Limitations & Future Work

  • Non-uniform surface sampling: The number of target points \(x_1\) associated with each SMPL point \(x_0'\) varies. Although mitigated by oversampling, better training pair strategies are needed.
  • Constraint of training diversity: While generalizing well to body shapes, the model cannot generate clothing styles entirely absent from the training set.
  • UV Seam Artifacts: Discontinuous UV segments can cause seams in random generation; using UV partitions aligned with real garment patterns could be a solution.
  • Origins: Geometry Distributions (Zhang et al. 2025) is the direct predecessor; this work generalizes it from "single shape, stored in weights" to "datasets, stored in feature maps."
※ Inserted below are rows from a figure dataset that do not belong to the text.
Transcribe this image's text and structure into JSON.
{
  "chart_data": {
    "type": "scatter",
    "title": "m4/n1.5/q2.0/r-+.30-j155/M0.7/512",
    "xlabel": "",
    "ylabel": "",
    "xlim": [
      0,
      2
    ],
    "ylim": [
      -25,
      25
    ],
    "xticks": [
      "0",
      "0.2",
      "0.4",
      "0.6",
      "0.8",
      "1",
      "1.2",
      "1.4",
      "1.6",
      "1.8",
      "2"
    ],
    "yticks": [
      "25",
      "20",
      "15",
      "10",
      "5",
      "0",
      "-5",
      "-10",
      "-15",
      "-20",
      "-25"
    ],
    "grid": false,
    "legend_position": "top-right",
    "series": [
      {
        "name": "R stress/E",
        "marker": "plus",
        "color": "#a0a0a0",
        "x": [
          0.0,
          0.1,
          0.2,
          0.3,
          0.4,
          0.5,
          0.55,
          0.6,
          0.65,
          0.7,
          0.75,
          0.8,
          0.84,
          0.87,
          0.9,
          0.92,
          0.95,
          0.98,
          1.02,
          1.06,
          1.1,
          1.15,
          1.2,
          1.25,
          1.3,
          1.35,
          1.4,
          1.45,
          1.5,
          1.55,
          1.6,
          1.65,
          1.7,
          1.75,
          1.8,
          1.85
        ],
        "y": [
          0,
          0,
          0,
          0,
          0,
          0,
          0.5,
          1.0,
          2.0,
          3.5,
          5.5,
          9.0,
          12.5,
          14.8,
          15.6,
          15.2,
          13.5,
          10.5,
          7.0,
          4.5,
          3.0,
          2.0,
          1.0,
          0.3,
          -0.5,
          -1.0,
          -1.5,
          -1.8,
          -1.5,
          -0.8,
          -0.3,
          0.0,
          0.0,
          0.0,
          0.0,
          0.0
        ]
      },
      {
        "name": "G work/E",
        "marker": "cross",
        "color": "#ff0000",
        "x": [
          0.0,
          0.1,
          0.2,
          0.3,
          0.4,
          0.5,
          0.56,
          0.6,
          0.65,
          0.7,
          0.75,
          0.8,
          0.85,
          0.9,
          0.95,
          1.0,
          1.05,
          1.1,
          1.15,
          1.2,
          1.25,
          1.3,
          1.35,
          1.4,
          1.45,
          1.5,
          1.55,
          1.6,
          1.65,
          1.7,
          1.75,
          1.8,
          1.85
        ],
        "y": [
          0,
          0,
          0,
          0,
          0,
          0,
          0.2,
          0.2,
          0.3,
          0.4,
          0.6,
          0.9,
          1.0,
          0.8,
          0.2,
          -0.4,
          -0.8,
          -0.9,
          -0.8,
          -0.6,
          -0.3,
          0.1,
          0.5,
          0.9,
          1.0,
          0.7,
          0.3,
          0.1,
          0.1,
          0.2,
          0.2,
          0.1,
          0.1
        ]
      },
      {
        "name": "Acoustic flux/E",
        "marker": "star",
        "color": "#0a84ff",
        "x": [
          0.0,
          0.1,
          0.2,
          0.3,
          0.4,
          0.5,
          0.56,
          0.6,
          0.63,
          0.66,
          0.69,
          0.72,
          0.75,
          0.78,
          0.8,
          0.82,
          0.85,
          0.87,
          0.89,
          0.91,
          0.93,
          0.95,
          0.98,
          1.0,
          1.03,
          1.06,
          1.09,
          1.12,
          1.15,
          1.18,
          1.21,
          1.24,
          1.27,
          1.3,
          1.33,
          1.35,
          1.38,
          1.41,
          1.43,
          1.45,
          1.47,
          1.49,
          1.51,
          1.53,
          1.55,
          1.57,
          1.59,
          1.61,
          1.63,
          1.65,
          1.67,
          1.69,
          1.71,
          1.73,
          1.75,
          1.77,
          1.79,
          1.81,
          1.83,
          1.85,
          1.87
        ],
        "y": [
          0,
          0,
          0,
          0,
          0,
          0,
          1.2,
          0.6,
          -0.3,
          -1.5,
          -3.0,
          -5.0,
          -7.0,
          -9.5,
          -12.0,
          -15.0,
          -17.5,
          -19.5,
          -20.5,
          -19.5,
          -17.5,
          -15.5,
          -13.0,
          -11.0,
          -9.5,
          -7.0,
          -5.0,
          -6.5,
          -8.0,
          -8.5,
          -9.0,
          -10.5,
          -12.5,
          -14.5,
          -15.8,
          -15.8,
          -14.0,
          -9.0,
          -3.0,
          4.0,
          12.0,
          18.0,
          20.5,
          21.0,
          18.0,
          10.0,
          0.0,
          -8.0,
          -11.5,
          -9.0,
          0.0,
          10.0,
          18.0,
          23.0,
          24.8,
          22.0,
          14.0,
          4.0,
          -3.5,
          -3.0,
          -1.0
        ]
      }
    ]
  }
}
  • 2D/UV Representation: Aligns with works using UV maps for 3D objects (e.g., Yan et al. 2024), which are more memory-efficient than tri-planes and better suited for human priors.
  • Human Reconstruction/Generation: Unlike ICON/ECON (reconstruction from normals), E3Gen (Gaussian Splatting), or gDNA (implicit functions), this method learns directly from 3D data and supports infinite sampling without relying on rendering.

Rating

  • Novelty: ⭐⭐⭐⭐⭐ First to elevate geometry distributions to a generative framework. The combination of "distribution-of-distributions + SMPL source + feature map carrier" is novel and solves a real problem.
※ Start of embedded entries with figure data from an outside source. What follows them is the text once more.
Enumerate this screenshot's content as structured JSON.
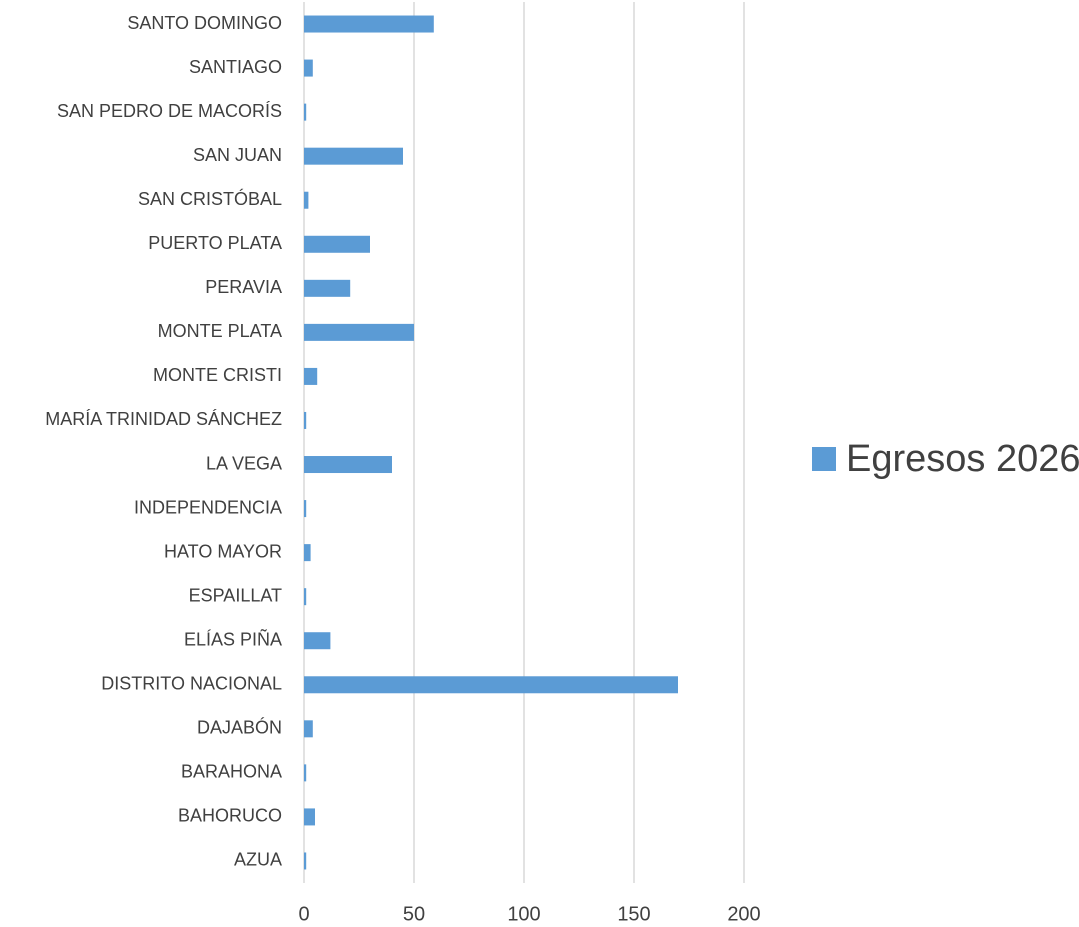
{
  "chart_data": {
    "type": "bar",
    "orientation": "horizontal",
    "categories": [
      "AZUA",
      "BAHORUCO",
      "BARAHONA",
      "DAJABÓN",
      "DISTRITO NACIONAL",
      "ELÍAS PIÑA",
      "ESPAILLAT",
      "HATO MAYOR",
      "INDEPENDENCIA",
      "LA VEGA",
      "MARÍA TRINIDAD SÁNCHEZ",
      "MONTE CRISTI",
      "MONTE PLATA",
      "PERAVIA",
      "PUERTO PLATA",
      "SAN CRISTÓBAL",
      "SAN JUAN",
      "SAN PEDRO DE MACORÍS",
      "SANTIAGO",
      "SANTO DOMINGO"
    ],
    "series": [
      {
        "name": "Egresos 2026",
        "color": "#5b9bd5",
        "values": [
          1,
          5,
          1,
          4,
          170,
          12,
          1,
          3,
          1,
          40,
          1,
          6,
          50,
          21,
          30,
          2,
          45,
          1,
          4,
          59
        ]
      }
    ],
    "xlim": [
      0,
      200
    ],
    "xticks": [
      0,
      50,
      100,
      150,
      200
    ],
    "grid": true,
    "legend": "right"
  }
}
  • Experimental Thoroughness: ⭐⭐⭐⭐ Solid evaluation across two tasks, multiple baselines, and comprehensive ablations. Could be improved with more diverse datasets or extensive quantitative task scaling.
  • Writing Quality: ⭐⭐⭐⭐ Logical progression of motivation, clear formulas, and good visualizations.
  • Value: ⭐⭐⭐⭐ The 57% geometry improvement and the "geometry-first" approach are highly valuable for 3D digital humans and virtual try-ons.